At Gaudi, Gráinne is doing a fake tarot card reading for
David, and amazingly keeps pulling cards like The Bad Server and The Angry Gay
Manager Who’s About To Fire You. He sees through this nonsense and admits he’s
been a shite waiter, and everyone breathes a sigh of relief, apart from the
poor customers who’ve turned to dust waiting for their food.
At the pub, Mack has repressed the memory of the day’s
bizarre antics with Adam and is instead telling Mo that he told Dee what
happened with Janice, and she barely killed him at all. Mo says this is go maith, but that he better be careful,
because Janice is a man-eater, and by the way, she left her fiancé at the altar
and is therefore single and ready to, err, mingle. Even better, she reports
that this isn’t the first time Janice has left a man at the altar. Mo should go
into PR, because she certainly knows howo to strtegically release information
to make the biggest splash. Mack worries he’s going to be in trouble when Dee
hears about this, because he told her that Janice is married, and is therefore
not a threat in any way. Because as Turlough can attest, Dee firmly believes
that marriage guarantees no outside kissy-kissy or grabby-grabby.
There is some more boring stuff with Caitríona being jealous
of Janice, and Gráinne being afraid of what Caitríona will do when she finds
out about the seaweed. If there’s anyone who isn’t bored with this seaweed
story, I want to know what kind of medication you are on.

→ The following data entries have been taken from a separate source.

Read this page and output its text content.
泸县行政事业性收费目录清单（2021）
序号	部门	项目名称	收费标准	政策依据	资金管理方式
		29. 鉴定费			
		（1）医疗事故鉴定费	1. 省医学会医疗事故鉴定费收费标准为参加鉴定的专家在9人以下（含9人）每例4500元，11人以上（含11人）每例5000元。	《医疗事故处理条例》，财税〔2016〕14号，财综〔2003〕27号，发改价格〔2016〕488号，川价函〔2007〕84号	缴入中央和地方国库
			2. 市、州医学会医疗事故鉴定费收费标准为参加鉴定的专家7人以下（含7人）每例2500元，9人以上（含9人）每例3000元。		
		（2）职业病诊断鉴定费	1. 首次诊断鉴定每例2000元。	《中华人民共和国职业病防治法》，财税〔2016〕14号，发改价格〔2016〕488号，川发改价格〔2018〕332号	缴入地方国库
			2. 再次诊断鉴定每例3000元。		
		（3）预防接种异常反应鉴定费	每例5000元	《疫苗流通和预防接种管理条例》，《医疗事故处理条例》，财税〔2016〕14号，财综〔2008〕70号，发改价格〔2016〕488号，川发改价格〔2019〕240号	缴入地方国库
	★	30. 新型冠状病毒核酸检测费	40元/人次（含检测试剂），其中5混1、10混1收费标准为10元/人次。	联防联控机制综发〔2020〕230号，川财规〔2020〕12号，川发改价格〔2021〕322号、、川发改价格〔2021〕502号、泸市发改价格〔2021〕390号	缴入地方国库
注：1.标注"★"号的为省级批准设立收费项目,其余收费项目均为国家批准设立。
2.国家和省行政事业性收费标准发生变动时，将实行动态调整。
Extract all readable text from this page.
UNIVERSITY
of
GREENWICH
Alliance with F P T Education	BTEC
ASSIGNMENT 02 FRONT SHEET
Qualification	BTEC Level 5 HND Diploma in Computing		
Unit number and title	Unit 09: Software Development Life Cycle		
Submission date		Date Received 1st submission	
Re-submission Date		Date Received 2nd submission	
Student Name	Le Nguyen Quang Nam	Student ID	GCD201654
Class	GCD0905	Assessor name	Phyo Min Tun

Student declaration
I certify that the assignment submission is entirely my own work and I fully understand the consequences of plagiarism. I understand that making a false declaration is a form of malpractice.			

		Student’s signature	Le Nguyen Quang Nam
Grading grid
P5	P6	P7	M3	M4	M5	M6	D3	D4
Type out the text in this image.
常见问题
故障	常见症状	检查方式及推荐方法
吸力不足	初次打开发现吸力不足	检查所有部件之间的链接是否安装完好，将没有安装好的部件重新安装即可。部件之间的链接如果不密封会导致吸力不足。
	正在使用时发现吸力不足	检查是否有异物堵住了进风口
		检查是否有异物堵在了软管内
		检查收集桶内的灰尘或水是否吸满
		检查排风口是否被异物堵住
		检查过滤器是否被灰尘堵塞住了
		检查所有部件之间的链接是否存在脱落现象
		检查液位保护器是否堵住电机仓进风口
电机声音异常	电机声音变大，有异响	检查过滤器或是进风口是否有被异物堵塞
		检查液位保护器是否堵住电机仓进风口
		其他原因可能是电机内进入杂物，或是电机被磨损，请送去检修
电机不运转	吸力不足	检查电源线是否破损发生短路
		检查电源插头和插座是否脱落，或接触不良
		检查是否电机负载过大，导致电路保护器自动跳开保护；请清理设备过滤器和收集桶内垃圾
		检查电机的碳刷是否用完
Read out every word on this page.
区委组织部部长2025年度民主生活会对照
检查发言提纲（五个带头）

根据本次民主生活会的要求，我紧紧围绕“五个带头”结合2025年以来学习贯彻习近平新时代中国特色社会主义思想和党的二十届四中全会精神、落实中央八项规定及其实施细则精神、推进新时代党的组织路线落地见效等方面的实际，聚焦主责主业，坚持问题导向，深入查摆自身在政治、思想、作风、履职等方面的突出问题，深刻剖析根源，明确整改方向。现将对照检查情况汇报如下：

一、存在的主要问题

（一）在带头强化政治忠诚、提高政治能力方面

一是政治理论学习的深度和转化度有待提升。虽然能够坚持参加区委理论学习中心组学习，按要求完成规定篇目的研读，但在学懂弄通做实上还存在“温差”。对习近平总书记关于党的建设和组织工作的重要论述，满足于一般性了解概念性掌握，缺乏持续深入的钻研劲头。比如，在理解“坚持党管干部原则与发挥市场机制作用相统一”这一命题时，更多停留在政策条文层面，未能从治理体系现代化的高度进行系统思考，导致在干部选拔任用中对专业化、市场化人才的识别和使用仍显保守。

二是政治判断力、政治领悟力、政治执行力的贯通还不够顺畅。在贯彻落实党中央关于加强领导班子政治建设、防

Adam has sobered up and popped into the café to see Sorcha,
and Berni is skeptical and protective, but says she’ll give him one last
chance. At first I thought he had a black eye or two, but apparently it’s the
lighting, or possibly makeup that is supposed to denote “hung over.” Or maybe
his mother kickboxed him in the face repeatedly in footage that sadly ended up
on the cutting-room floor. Anyway, Berni disappears and is replaced by Sorcha,
so Adam reaches into his pocket and offers her something wadded up in a ball of
aluminum foil, which we assume is either drugs or the gold fillings he stole
out of Mack’s mouth on the car ride home. He offers to give her the drugs if
she lets him crash on her sofa for a while, because apparently famous trollop
Síle doesn’t have a sofa, or even a sticky futon. Sorcha, who has suddenly
become the smartest person on this show, correctly guesses that mammy has
thrown him out again, and assumes it must be over infamous buggy-pusher Fia,
but he confesses that Fia and his mother haven’t even met yet. Sorcha smirkily
points out that they’ll have to meet soon, because he can’t sleep on her couch
forever. I’m not sure I entirely understand the cause-and-effect relationship
here, but the important thing is that as soon as Dee finds out about Janice, and
Katherine finds out about Fia, new best friends Mack and Adam will get to move
into a sad bedsit together. Imagine the comedy that will ensue!